Is investing based on factors a hype or not?

  • Origin
  • Most important factors
  • Risks

In a previous article we already discussed passive investing and its risks. These insights have led to a new approach in the financial and economic world, namely factor investing: investing towards styles such as value, growth, smallcap, volatility, momentum… These factors are also called anomalies, because they cannot be explained by traditional investment methods. Meanwhile, worldwide almost 500 billion dollars is being invested this way.



Institutional investors are all confronted with the same problem. When you work with large amounts, you have to work with so many managers, up to the point where the focus has completely disappearerd.  Factor investment finds its origins in Norway. In 2009, the Norwegian State Oil Fund requested a number of scientists to make an analysis of fund’s return.

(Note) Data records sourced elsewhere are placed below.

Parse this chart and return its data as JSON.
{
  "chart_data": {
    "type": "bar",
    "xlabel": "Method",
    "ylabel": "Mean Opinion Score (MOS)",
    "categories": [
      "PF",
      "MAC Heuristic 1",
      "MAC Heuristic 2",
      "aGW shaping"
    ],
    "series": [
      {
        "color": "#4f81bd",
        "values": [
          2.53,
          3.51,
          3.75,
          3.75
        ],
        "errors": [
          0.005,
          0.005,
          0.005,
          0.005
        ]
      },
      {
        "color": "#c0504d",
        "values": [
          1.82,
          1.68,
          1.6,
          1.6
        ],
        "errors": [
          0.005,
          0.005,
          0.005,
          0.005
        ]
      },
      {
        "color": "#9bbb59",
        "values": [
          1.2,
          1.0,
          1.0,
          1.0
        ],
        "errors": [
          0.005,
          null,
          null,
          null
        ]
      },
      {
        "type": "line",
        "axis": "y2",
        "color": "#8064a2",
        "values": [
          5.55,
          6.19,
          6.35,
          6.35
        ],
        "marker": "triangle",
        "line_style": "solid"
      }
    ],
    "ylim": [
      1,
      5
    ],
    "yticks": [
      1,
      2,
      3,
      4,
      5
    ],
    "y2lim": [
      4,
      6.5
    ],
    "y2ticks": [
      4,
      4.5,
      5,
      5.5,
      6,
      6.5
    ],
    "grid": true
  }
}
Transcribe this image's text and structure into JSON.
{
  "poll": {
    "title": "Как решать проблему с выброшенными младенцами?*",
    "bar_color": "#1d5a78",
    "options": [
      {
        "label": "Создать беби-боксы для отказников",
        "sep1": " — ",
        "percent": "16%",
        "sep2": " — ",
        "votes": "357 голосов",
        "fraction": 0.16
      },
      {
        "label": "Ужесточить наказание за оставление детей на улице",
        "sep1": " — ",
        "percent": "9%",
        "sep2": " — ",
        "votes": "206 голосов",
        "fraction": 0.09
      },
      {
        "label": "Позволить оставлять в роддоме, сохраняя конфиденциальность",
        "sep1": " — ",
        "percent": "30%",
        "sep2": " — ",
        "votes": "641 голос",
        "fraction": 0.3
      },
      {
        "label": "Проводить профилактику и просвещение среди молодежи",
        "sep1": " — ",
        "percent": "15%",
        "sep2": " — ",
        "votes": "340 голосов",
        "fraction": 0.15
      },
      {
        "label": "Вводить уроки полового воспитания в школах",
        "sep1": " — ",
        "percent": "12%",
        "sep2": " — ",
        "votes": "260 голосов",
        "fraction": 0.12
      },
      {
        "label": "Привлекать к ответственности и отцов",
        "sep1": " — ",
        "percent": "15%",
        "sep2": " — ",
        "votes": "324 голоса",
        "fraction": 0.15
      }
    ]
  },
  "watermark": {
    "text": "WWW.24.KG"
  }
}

Their research revealed that their return could be optimised by taking certain factors into account. The factors considered the most valuable are momentum, value and low volatility. Since then factor investing in Scandinavia and the Netherlands developed towards an important alternative tendency in the investment world. According to Allianz Global, also in Belgium a growing interest is noted.

Rather than looking at geography and sector, factor investment involves looking at styles of investing that can be added to your portfolio. Mostly the scientific argumentation making a certain factor interesting to invest in, is considered.

What do these factors involve?

Most relevant factors

  • Momentum: shares recently performing well on the market, usually perform better than other shares in the subsequent period as well. One of the explanations for this behaviour is called “anchoring”, namely adhering to well-known values and thus buying the same shares repeatedly.
  • Value: here mainly shares with a low valuation regarding price/earnings ratio are selected. These shares are hence regarded as undervalued. The danger here is that shares having a low value due to problems, the so-called “distressed securities”, are bought.
  • Low volatility: this factor invests in companies with low volatility. Scientific research revealed that these companies get better returns than companies with high volatility. In 1972, this anomaly has been demonstrated by Robert Haugen, financial economist and pioneer in quantitative investing.

Research revealed that these factors explain 80 percent of the return out of a combined investment portfolio. However not all factors are interesting at the same moment. Nevertheless, it has been proven that investing based on one or more factors adds value.


Of course factor investment involves risks as well. Short- or medium-term, one or more factors can stay behind on the market. Looking at the factor value for example, there are periods where the return stays behind on the worldwide index.